For starters, I may be too short for their liking and I’d fuck up the aesthetic they have going on. Most of them aren’t just tall, but everything about them is long. Long, lanky, wispy, waify. I’m a relatively lanky waif, so even if they deemed me tall enough to ride, my hair might be a deal breaker. Granted they look like a rough bunch, but the leader also looks like she is about to do a post-apocalyptic inspired Vogue spread for Vidal Sassoon. My hair requires heat styling and a whole lot of hair product to do anything other than stick up and out in at least five directions. Again, a huge aesthetic detriment to the group. Even if they forgave both of these shortcomings, the vocabulary of the group might be my undoing. So far nobody aside from the leader has spoken in anything more than monosyllabic quasi sentences. The leader who has spoken the most, but still very little, eliminates all prepositions, conjunctions and most other parts of speech from her already limited communication. Is it an act like King Ezekiel’s renaissance style of speech? Is she in fact playing a character? Do they speak so rarely that their vocabulary has deteriorated? Who does her hair? She could blunt cut it with a knife but would have to do it relatively frequently to keep those Sassoon bangs on point. Also, where does she get her dye? She has that “lot of roots, really grown out” look going on, and she’s making it work but for as long as the apocalypse has been going on, the line of dye-markation would by now be much further down on her head. Meaning she has to have dyed it since the apocalypse took hold. Perhaps she’s malnourished and her hair grows slow. A trait she once deemed a detriment in normal times, but now counts as a small blessing from the fashion gods.

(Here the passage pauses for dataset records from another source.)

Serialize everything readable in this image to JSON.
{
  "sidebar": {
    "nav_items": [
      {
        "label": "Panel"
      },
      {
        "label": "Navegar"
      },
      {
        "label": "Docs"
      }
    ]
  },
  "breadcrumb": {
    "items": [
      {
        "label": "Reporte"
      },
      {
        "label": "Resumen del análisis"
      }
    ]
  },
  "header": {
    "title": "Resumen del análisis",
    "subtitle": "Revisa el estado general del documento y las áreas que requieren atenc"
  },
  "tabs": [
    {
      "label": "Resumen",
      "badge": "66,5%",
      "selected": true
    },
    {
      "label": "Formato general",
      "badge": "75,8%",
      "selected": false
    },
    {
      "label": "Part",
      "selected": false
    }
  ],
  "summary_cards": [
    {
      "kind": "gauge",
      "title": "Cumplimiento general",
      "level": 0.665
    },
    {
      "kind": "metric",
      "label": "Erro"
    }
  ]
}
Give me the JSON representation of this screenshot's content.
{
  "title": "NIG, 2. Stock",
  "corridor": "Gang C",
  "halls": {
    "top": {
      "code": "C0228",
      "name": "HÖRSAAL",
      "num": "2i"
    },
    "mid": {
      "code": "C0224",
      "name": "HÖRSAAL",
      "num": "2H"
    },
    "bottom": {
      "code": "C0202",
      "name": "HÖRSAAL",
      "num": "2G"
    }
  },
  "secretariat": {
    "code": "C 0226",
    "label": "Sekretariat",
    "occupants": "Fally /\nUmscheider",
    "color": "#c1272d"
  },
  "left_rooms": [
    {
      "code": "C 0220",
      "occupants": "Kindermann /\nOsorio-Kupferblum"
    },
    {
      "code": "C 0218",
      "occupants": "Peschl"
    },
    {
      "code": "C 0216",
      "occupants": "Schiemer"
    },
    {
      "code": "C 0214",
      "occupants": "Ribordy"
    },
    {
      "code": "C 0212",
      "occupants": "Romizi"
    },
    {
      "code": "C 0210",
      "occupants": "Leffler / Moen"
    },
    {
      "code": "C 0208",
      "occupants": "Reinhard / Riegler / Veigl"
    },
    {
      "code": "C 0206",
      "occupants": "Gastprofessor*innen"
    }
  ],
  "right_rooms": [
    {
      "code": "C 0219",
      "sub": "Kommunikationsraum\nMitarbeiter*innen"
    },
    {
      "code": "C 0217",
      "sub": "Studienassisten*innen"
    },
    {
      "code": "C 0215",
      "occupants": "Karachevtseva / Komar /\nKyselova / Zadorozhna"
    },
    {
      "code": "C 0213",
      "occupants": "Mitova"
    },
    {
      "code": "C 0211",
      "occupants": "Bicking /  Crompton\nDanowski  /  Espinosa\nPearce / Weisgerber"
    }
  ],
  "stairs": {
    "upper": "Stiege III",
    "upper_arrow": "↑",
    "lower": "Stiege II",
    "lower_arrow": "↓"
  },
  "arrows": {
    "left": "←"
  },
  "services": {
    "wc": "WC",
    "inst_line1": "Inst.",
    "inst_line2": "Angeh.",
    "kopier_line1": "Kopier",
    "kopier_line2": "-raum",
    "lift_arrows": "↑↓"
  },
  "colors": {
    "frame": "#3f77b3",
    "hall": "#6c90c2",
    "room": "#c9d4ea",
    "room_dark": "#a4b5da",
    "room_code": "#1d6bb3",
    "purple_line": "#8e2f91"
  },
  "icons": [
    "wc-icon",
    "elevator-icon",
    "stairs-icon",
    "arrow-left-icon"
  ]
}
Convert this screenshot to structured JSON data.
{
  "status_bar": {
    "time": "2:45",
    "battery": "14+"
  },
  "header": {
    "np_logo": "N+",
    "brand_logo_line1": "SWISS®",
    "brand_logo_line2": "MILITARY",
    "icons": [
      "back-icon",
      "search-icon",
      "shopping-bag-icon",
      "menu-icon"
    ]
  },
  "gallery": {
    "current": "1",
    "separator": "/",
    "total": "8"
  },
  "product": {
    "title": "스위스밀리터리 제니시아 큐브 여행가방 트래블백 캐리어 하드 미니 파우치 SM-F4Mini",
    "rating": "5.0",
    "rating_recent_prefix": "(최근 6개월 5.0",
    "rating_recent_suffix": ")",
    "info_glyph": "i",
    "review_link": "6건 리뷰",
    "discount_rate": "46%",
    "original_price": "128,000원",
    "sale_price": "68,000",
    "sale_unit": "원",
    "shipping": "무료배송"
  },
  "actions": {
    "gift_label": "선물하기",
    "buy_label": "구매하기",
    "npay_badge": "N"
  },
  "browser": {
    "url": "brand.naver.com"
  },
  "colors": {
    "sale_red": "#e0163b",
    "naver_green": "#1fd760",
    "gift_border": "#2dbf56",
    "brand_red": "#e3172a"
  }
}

Assuming I was allowed into Trashlandia in spite of my height and wild hair, assuming I was able to defeat the walker covered in spikes in a gladiator style arena match… the vocabulary would by far be the greatest issue of all. Either they would kick me out for speaking too much and for refusing to eliminate all major parts of speech from my vocabulary.. or I would pack a bag and sneak off in the dead of the night, driven partially to madness by the monosyllabic communication. I haven’t read the comics, so I don’t know for sure, but of course I have a few theories. The main one being: In the pre-apocalypse world these people were high fashion models from the same agency. They were doing a fashion show, a sort of Vidal Sassoon meets Mad Max kind of thing when the outbreak hit, and sought refuge together. Thus, Trashlandia was born.